Through pollen collection, bees act concurrently as effective pollinators and herbivores, since both larvae and adults feed exclusively on pollen and nectar [1,2]. Like other herbivorous insects, bees display a high diversity of interactions with their host plants, from strict specialization (i.e., oligolecty, where bees collect pollen from flowers of a single genus, subfamily, or family) to broad generalization (i.e., polylecty, where bees exploit flowers of more than one plant family) [3,4,5]. Regardless of floral specialization, bees display numerous adaptations to discriminate among plant species and to enhance floral resource foraging [1,6,7,8], which can compromise the reproductive success of plants. For instance, bees can remove 95.5% of the pollen produced by flowers of Campanula rapunculus (Campanulaceae) [9] and some solitary species require the entire content of more than 30 flowers, even more than 1000 flowers, to feed a single larva [7]. In response to excessive pollen harvesting, flowering plants have drawn up complex defense mechanisms and adaptations. In fact, flowers have evolved several morphological traits that can be viewed as adaptations preventing excessive pollen harvesting by bees, such as heteranthery, nototribic flowers (i.e., dorsal anthers hidden in the upper lip of the flower, such as in Lamiaceae), keel flowers (i.e., ventral anthers hidden in a boat-shaped keel formed by the fusion of the two lower petals of the flower, such as in Fabaceae), floral tubes, poricidal anthers and progressive pollen release (reviewed in [8]).
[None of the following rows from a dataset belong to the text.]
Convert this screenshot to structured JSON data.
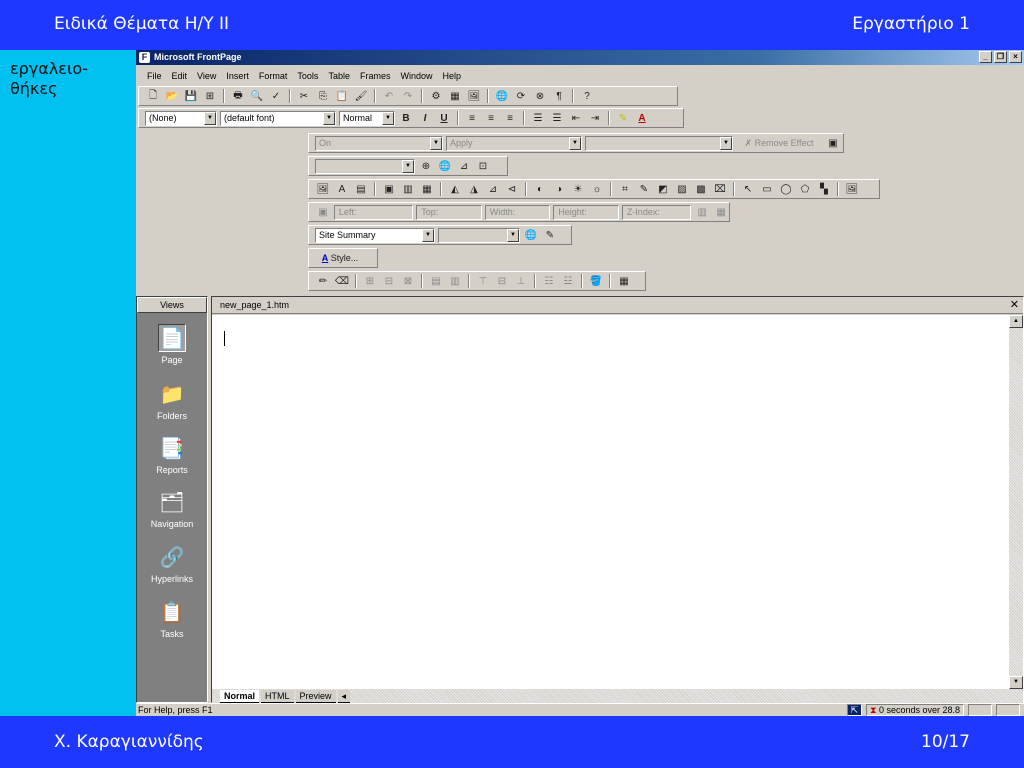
{
  "slide": {
    "course_title": "Ειδικά Θέματα Η/Υ ΙΙ",
    "lab_label": "Εργαστήριο 1",
    "side_note_line1": "εργαλειο-",
    "side_note_line2": "θήκες",
    "author": "Χ. Καραγιαννίδης",
    "page": "10/17"
  },
  "window": {
    "title": "Microsoft FrontPage",
    "controls": [
      "_",
      "❐",
      "×"
    ]
  },
  "menu": [
    "File",
    "Edit",
    "View",
    "Insert",
    "Format",
    "Tools",
    "Table",
    "Frames",
    "Window",
    "Help"
  ],
  "formatting": {
    "style": "(None)",
    "font": "(default font)",
    "size": "Normal",
    "bold": "B",
    "italic": "I",
    "underline": "U"
  },
  "dhtml": {
    "on": "On",
    "apply": "Apply",
    "remove_effect": "Remove Effect"
  },
  "positioning": {
    "left": "Left:",
    "top": "Top:",
    "width": "Width:",
    "height": "Height:",
    "zindex": "Z-Index:"
  },
  "reports": {
    "select": "Site Summary"
  },
  "style_toolbar": {
    "label": "Style..."
  },
  "views": {
    "header": "Views",
    "items": [
      "Page",
      "Folders",
      "Reports",
      "Navigation",
      "Hyperlinks",
      "Tasks"
    ]
  },
  "editor": {
    "filename": "new_page_1.htm",
    "tabs": [
      "Normal",
      "HTML",
      "Preview"
    ]
  },
  "status": {
    "help": "For Help, press F1",
    "timing": "0 seconds over 28.8"
  }
}
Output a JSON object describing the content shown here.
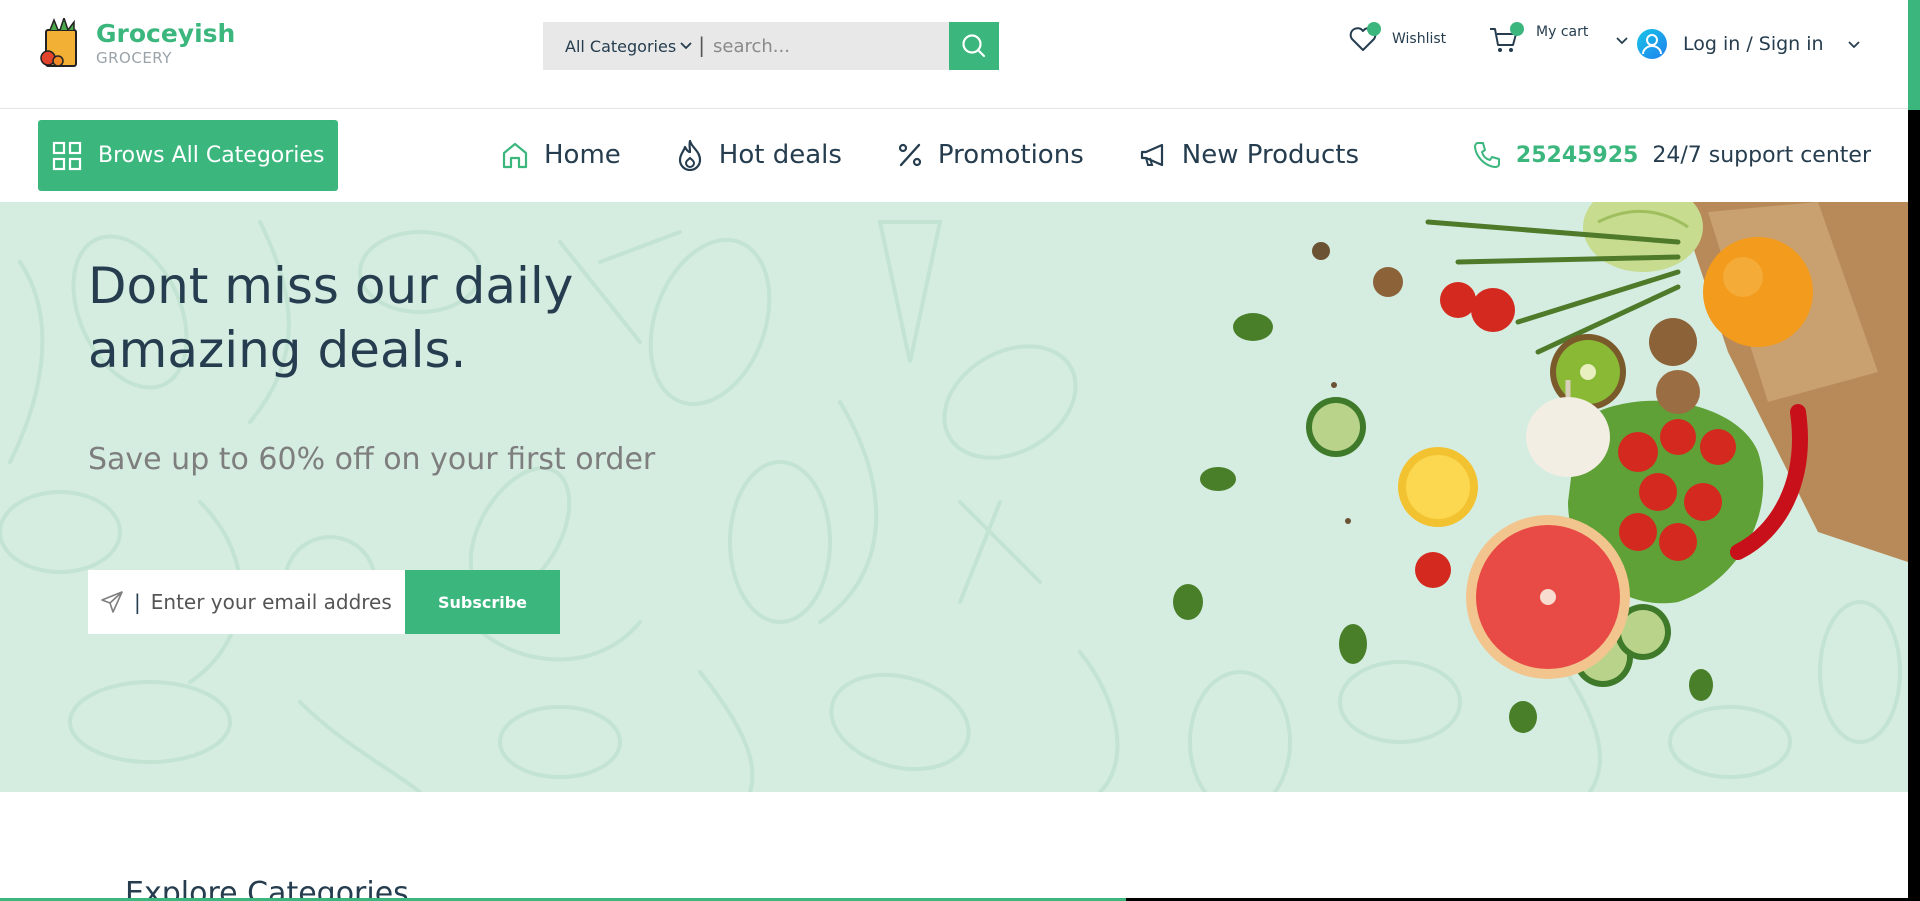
{
  "brand": {
    "name": "Groceyish",
    "tagline": "GROCERY"
  },
  "search": {
    "category": "All Categories",
    "placeholder": "search..."
  },
  "actions": {
    "wishlist_label": "Wishlist",
    "cart_label": "My cart",
    "account_label": "Log in / Sign in"
  },
  "nav": {
    "browse_label": "Brows All Categories",
    "items": [
      {
        "label": "Home",
        "icon": "home-icon"
      },
      {
        "label": "Hot deals",
        "icon": "flame-icon"
      },
      {
        "label": "Promotions",
        "icon": "percent-icon"
      },
      {
        "label": "New Products",
        "icon": "megaphone-icon"
      }
    ],
    "support_number": "25245925",
    "support_label": "24/7 support center"
  },
  "hero": {
    "title_line1": "Dont miss our daily",
    "title_line2": "amazing deals.",
    "subtitle": "Save up to 60% off on your first order",
    "email_placeholder": "Enter your email address",
    "subscribe_label": "Subscribe"
  },
  "section": {
    "title": "Explore Categories"
  },
  "page_scroll_progress": 0.59,
  "colors": {
    "accent": "#3bb77e",
    "hero_bg": "#d5ede1",
    "text": "#253d4e",
    "muted": "#7e7e7e"
  }
}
Selection may also act on pollen traits to narrow the spectrum of pollen feeding visitors. For instance, although Asteraceae are ubiquitous in most temperate habitats [10], they are only occasionally exploited by polylectic species such as Bombus [11,12] and Colletes [4] (i.e., Asteraceae paradox [4]). This Asteraceae avoidance cannot be explained by complex floral morphology, since compound inflorescences ensure an easy access to both pollen and nectar over an extended time period [4]. The failure of several unspecialized bee species to develop on Asteraceae pollen rather suggests that it may possess unfavorable or protective properties so that bees might require physiological adaptations to use it [13,14,15,16,17,18,19]. Although Asteraceae pollens are known to have low protein content, this is seemingly not the only reason for the inadequacy of their pollen [20]. The pollen may actually lack other essential nutrients, contain toxins, or display a low digestibility [4,13,17,20,21,22]. Such pollen protections probably shape bee–flower interactions to lead to a narrowing of the spectrum of pollen-feeding visitors in Asteraceae. 
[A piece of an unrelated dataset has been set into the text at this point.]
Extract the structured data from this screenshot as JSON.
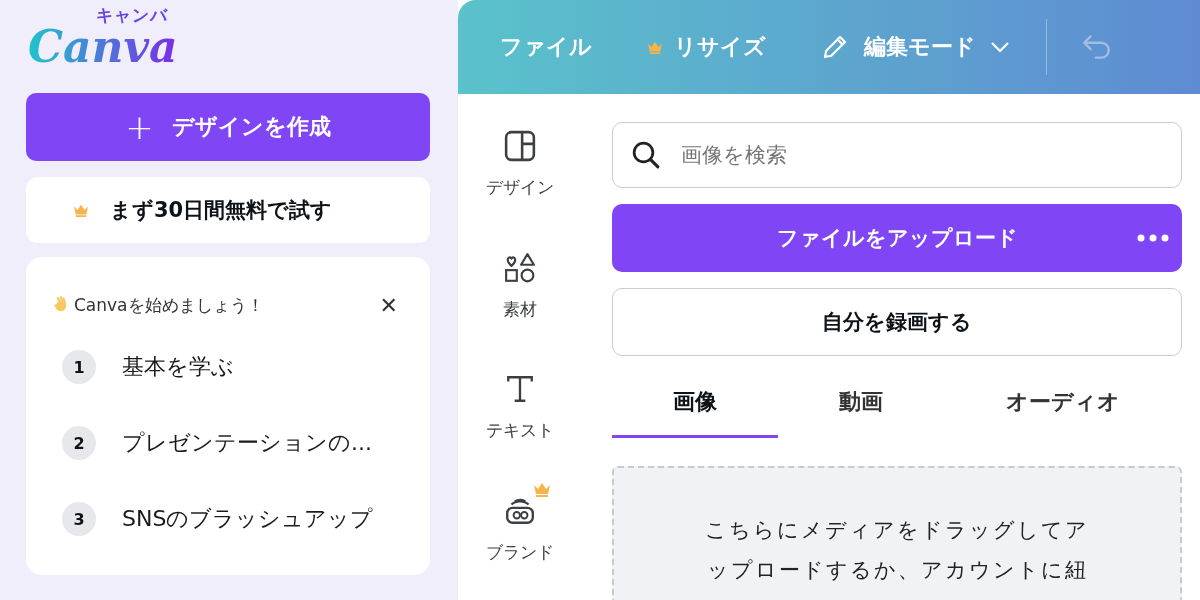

It is largely assumed that the synthesis of secondary metabolites constitutes a complex system of chemical defenses in plants against herbivorous insect attacks [23,24]. Although these chemical compounds are mainly studied in vegetative parts, some obviously occur in nectar and pollen of flowering plants, with bee pollinators then exposed to their biological activities [24,25,26,27,28,29,30,31,32]. For instance, sesquiterpene lactones are characteristic secondary metabolites in Asteraceae [33], with high chemotaxonomic specificity [34]. Although they probably have evolved as defense through their deterrence to herbivores [35], they also occur in pollen [36] and may display insecticidal activities [37]. Among chemical defenses, constraints could also act through nutrient availability. Although proteins are often regarded as a reference in terms of nutritional quality, lipids are also important [38,39,40,41], including sterols, essential compounds in bee physiology (e.g., pupation, ovary development) that are exclusively exogenous [42,43]. The fact that ∂7-sterols often occur in Asteraceae pollen in higher proportions than more common and usable sterols (i.e., 24-methylenecholesterol, ß-sitosterol, and ∂5-avenasterol) may indicate a defense mechanism against excessive pollen harvesting [22]. In addition to these variations of pollen primary and secondary metabolites, pollen also varies in its wall resistance properties, which may result in incomplete digestion. Transmission electron microscopy has revealed that Asteraceae pollen possesses a thick multilayer wall [44], which might inhibit the extraction of nutrients and act as a mechanical defense [17,21]. Despite these hypotheses, it is unclear why Asteraceae pollen is unsuitable for most bee species and the Asteraceae paradox remains unsolved. In the present study, bumblebee micro-colonies (Bombus terrestris L.) were forced to feed on different diets (Fig. 1) to investigate the unfavorable properties of Taraxacum pollen. From the observed patterns in foraging behavior, larval development, and digestive damages, we infer possible mechanical or chemical protective properties of Asteraceae pollen.